2nd Edition

Anticancer Agents from Natural Products

    The approach to drug discovery from natural sources has yielded many important new pharmaceuticals inaccessible by other routes. In many cases the isolated natural product may not be an effective drug for any of several reasons, but it nevertheless may become a drug through chemical modification or have a novel pharmacophore for future drug design.
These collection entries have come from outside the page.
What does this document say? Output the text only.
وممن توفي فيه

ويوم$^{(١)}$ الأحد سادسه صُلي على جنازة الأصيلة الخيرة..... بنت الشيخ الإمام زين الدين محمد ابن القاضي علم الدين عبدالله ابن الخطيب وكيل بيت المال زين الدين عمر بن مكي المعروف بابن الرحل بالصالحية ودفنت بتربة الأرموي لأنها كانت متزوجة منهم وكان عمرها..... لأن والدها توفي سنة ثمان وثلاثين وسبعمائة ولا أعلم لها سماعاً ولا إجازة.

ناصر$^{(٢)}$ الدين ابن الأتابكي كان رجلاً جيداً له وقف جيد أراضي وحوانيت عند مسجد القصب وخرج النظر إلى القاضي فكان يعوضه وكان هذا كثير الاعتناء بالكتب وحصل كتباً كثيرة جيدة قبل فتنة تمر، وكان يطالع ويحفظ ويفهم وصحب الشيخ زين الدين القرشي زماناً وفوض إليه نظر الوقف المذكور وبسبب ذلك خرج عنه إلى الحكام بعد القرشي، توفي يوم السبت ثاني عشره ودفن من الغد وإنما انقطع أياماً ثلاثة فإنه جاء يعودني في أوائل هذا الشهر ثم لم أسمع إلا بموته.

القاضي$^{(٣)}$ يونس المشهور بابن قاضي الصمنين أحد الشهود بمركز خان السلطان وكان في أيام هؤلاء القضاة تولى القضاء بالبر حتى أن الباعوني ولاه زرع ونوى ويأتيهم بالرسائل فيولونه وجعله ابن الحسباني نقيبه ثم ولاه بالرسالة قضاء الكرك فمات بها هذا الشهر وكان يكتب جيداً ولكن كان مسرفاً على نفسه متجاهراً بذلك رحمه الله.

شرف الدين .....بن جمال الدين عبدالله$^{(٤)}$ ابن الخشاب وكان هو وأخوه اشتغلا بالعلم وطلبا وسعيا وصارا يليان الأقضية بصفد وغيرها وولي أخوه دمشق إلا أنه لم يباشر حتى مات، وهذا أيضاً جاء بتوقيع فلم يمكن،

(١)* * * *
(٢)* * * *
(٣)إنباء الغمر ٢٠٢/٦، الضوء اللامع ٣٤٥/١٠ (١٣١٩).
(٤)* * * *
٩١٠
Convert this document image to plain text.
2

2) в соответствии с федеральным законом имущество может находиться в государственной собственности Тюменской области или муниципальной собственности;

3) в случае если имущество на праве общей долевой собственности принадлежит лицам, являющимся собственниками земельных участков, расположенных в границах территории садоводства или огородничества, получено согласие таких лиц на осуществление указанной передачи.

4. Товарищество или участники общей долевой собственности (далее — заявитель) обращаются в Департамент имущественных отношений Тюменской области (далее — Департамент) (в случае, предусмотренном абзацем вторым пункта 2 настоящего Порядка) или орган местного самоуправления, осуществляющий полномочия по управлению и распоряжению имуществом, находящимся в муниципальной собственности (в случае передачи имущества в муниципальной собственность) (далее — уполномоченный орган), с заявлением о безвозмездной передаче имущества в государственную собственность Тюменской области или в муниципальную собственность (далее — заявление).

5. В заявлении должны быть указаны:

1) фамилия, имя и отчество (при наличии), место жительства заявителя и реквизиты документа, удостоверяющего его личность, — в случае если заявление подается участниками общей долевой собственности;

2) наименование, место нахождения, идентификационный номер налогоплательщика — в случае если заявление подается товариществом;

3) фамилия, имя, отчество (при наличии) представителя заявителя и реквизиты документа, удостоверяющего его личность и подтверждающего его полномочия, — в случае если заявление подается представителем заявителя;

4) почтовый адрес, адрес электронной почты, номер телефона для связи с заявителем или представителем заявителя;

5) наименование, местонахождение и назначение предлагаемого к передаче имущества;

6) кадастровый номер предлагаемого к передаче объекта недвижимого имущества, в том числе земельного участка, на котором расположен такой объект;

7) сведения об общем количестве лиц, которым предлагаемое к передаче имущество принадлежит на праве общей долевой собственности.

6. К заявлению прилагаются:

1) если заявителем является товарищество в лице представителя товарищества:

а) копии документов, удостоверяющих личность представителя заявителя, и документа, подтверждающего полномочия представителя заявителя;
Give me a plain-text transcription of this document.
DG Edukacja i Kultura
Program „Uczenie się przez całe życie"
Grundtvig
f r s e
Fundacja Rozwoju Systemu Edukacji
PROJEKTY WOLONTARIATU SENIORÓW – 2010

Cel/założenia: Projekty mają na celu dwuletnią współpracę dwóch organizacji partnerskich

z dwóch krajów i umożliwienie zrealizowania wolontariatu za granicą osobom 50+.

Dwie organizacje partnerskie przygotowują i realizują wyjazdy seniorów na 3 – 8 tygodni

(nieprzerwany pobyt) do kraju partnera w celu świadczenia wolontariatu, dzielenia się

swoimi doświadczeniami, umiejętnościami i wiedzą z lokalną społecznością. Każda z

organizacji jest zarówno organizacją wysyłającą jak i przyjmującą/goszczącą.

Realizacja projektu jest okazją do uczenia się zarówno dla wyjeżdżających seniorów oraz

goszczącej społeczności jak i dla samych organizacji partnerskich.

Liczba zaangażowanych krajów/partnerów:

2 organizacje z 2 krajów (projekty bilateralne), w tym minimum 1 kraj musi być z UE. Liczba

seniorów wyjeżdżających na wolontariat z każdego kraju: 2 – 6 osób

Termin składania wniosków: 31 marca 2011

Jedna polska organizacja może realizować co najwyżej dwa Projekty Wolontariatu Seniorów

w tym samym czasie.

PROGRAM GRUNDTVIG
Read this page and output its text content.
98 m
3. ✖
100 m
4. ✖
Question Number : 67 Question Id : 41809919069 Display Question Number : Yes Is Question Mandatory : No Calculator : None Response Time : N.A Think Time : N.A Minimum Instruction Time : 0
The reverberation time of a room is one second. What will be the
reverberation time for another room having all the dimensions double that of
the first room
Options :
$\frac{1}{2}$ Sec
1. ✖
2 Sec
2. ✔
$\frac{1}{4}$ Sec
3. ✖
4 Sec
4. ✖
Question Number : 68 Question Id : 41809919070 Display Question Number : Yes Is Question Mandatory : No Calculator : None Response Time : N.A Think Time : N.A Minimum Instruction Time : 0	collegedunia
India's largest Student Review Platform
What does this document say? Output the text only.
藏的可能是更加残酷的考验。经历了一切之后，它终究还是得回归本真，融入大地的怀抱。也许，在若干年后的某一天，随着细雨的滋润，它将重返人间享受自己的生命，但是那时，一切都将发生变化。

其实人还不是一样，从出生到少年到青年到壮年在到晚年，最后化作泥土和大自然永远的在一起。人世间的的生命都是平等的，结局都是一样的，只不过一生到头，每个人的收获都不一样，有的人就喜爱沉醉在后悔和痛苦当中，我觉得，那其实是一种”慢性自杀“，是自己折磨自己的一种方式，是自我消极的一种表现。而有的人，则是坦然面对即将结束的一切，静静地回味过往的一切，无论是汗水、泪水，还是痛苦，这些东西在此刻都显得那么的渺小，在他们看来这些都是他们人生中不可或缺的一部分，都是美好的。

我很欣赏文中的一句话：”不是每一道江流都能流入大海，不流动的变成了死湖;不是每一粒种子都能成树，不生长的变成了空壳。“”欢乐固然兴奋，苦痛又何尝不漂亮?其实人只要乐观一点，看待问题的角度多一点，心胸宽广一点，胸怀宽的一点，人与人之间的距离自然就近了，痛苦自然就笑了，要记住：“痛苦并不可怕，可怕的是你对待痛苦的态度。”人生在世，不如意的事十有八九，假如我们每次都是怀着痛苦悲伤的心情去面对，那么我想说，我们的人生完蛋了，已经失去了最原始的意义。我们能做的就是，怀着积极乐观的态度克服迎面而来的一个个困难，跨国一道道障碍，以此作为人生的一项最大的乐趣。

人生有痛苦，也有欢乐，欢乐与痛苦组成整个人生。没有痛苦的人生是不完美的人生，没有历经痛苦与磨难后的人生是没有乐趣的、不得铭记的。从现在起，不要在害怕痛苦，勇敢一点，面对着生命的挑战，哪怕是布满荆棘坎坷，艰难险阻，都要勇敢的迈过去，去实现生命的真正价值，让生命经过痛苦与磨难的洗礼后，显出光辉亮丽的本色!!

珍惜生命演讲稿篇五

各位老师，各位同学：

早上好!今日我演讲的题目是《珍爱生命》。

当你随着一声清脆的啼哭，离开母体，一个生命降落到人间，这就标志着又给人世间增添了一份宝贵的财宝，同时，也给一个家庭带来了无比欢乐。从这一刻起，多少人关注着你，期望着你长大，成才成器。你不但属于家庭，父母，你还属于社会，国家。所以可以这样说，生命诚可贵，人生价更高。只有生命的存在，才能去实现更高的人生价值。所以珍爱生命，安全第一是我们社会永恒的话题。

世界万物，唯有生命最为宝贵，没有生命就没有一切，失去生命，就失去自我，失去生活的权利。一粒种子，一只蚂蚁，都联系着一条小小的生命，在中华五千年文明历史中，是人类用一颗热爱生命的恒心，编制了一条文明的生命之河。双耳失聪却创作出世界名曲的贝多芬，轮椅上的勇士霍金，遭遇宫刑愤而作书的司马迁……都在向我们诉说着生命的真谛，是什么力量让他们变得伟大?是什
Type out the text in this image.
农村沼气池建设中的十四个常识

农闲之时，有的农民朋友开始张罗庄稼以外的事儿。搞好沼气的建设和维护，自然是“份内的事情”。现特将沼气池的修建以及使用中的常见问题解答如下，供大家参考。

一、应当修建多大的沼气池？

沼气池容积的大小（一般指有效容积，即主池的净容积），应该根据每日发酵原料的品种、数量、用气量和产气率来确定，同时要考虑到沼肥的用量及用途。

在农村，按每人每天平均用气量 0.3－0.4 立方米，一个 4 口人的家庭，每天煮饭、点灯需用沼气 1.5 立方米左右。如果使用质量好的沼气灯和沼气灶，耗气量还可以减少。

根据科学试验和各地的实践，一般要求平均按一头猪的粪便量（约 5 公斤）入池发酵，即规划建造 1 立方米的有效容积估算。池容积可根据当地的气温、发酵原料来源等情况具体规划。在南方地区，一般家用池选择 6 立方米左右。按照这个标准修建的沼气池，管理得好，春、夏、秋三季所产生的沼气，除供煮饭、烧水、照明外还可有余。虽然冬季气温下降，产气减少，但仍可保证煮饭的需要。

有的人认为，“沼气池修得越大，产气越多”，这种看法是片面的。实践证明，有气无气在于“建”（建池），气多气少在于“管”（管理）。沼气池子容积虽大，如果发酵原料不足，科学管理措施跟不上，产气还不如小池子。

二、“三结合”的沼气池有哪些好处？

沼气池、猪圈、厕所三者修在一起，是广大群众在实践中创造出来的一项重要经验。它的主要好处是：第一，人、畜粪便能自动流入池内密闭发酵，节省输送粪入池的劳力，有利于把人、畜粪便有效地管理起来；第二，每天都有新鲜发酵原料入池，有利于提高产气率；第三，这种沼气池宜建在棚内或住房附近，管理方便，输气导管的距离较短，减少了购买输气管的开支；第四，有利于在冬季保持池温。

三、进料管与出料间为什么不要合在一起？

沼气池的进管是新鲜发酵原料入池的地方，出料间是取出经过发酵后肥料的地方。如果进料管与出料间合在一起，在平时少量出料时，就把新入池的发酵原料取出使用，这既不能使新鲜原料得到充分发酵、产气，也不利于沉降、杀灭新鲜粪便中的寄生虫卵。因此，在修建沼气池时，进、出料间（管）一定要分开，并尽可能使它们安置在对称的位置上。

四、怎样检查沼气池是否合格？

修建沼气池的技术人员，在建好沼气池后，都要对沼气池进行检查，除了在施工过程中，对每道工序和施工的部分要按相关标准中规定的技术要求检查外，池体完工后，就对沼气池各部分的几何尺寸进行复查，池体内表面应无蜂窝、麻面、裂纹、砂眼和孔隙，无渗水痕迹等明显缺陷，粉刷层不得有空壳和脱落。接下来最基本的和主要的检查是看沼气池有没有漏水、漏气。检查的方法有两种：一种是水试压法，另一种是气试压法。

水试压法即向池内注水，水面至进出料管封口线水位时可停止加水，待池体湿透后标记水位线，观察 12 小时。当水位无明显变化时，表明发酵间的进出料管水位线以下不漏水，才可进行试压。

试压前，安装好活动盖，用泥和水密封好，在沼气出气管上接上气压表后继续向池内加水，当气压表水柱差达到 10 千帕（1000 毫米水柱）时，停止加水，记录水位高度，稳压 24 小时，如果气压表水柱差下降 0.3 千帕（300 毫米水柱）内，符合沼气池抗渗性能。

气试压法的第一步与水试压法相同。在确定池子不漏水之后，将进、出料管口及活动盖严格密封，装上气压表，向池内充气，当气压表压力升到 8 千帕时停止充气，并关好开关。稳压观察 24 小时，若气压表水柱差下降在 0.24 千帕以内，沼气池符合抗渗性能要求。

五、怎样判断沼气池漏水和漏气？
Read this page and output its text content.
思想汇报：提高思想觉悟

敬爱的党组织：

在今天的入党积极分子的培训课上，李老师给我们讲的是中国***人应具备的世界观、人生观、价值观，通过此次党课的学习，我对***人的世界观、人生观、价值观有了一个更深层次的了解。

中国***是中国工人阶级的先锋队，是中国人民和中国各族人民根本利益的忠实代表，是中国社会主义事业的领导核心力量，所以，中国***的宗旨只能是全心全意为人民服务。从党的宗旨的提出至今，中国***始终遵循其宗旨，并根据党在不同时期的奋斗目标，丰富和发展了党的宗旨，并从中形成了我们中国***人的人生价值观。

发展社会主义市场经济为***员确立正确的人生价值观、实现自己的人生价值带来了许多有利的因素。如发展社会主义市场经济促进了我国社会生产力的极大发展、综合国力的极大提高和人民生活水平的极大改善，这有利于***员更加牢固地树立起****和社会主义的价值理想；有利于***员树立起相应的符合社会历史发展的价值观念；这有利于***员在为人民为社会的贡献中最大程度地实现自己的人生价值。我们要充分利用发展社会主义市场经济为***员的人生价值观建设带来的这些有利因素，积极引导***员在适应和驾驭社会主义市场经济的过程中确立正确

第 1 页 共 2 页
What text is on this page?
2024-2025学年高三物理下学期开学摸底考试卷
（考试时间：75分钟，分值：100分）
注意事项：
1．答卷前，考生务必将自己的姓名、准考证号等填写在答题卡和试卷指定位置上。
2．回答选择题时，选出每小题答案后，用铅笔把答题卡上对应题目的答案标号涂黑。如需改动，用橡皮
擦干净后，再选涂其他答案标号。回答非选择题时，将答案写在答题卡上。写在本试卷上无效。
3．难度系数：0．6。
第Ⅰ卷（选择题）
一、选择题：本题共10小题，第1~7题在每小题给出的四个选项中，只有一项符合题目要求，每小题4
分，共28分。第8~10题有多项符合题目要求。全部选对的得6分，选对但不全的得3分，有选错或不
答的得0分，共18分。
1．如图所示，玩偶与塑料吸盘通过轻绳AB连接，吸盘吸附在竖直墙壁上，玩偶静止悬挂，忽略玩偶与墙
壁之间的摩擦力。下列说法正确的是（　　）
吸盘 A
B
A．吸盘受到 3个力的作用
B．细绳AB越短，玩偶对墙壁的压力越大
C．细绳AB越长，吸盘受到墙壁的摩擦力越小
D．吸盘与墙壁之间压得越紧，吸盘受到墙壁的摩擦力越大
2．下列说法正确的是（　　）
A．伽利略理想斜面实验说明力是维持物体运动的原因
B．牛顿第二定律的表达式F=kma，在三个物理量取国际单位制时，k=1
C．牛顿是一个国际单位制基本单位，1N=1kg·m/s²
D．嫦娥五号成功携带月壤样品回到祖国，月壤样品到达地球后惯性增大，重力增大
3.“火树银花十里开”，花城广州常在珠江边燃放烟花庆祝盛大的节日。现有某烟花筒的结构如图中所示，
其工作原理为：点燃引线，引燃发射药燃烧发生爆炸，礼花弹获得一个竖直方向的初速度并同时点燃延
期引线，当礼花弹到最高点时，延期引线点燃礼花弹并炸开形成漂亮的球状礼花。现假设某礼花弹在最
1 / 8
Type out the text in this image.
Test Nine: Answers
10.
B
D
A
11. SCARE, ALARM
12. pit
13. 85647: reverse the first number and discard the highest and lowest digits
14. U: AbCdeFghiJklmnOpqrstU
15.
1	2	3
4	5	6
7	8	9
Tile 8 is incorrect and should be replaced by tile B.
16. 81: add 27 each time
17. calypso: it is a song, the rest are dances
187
    PLANT PRODUCTS: Introduction. Camptothecin and its Analogs. Discovery and Development of the Combretastatins. Homoharringtonine and Related Compounds. Podophyllotoxins and Analogs. Taxol and Its Analogs. The Vinca Alkaloids. MARINE PRODUCTS: The Bryostatins. The Cryptophycins. The Discodermolides. The Dolastatins. Ecteinascidin-743. Aplidin. Kahalalide F. Discovery of E7389. Synthetic Halichondrin Analog.HTI-286. Synthetic Analog of Hemiasterlins. Salinosporamide etc. MICROBIAL PRODUCTS: The Actinomycins. The Anthracyclines. Ansamitocins (Maytansanoids). Benzoquinone Ansamycins. The Bleomycin Group. Biochemical Evaluation of CC1065 Analogs. Epothilone, A Myxobacterial Metabolite. Enediynes Biosyntheses. The Mitomycins. Staurosporines and Related Compounds. Potential for New Compounds from Gene Analyses (Bacterial and Fungal). Environmental DNA. MISCELLANEOUS DEVELOPMENTS: Combinatorial Biosynthesis. Developments and Future Trends.

    Biography

    Gordon M. Cragg obtained his undergraduate training in chemistry at Rhodes University, South Africa, and his D. Phil. (organic chemistry) from Oxford University. After two years of postdoctoral research at the University of California, Los Angeles, he returned to South Africa to join the Council for Scientific and Industrial Research. In 1966, he joined the Chemistry Department at the University of South Africa, and transferred to the University of Cape Town in 1972. In 1979, he returned to the US to join the Cancer Research Institute at Arizona State University working with Professor G. R. Pettit. In 1985, he moved to the National Cancer Institute (NCI), National Institutes of Health (NIH) in Bethesda, Maryland, and was appointed Chief of the NCI Natural Products Branch in 1989. He retired in December, 2004, and is currently serving as an NIH Special Volunteer. His major interests lie in the discovery of novel natural product agents for the treatment of cancer and AIDS, with an emphasis on multidisciplinary and international collaboration. He has given over 100 invited talks at conferences in many countries worldwide, and has been awarded NIH Merit Awards for his contributions to the development of the anticancer drug, Taxol (1991), leadership in establishing international collaborative research in biodiversity and natural products drug discovery (2004), and contributions to developing and teaching NIH technology transfer courses (2004). He was President of the American Society of Pharmacognosy in 1998-1999, was elected to Honorary Membership of the Society in 2003, and was named a Fellow of the Society in 2008. In November 2006 he was awarded the William L. Brown Award for Plant Genetic Resources by Missouri Botanical Garden which also named a recently discovered Madagascar plant in his honor, Ludia craggiana, and in April 2010 he was awarded an Honorary Doctorate of Science by his South African alma mater, Rhodes University.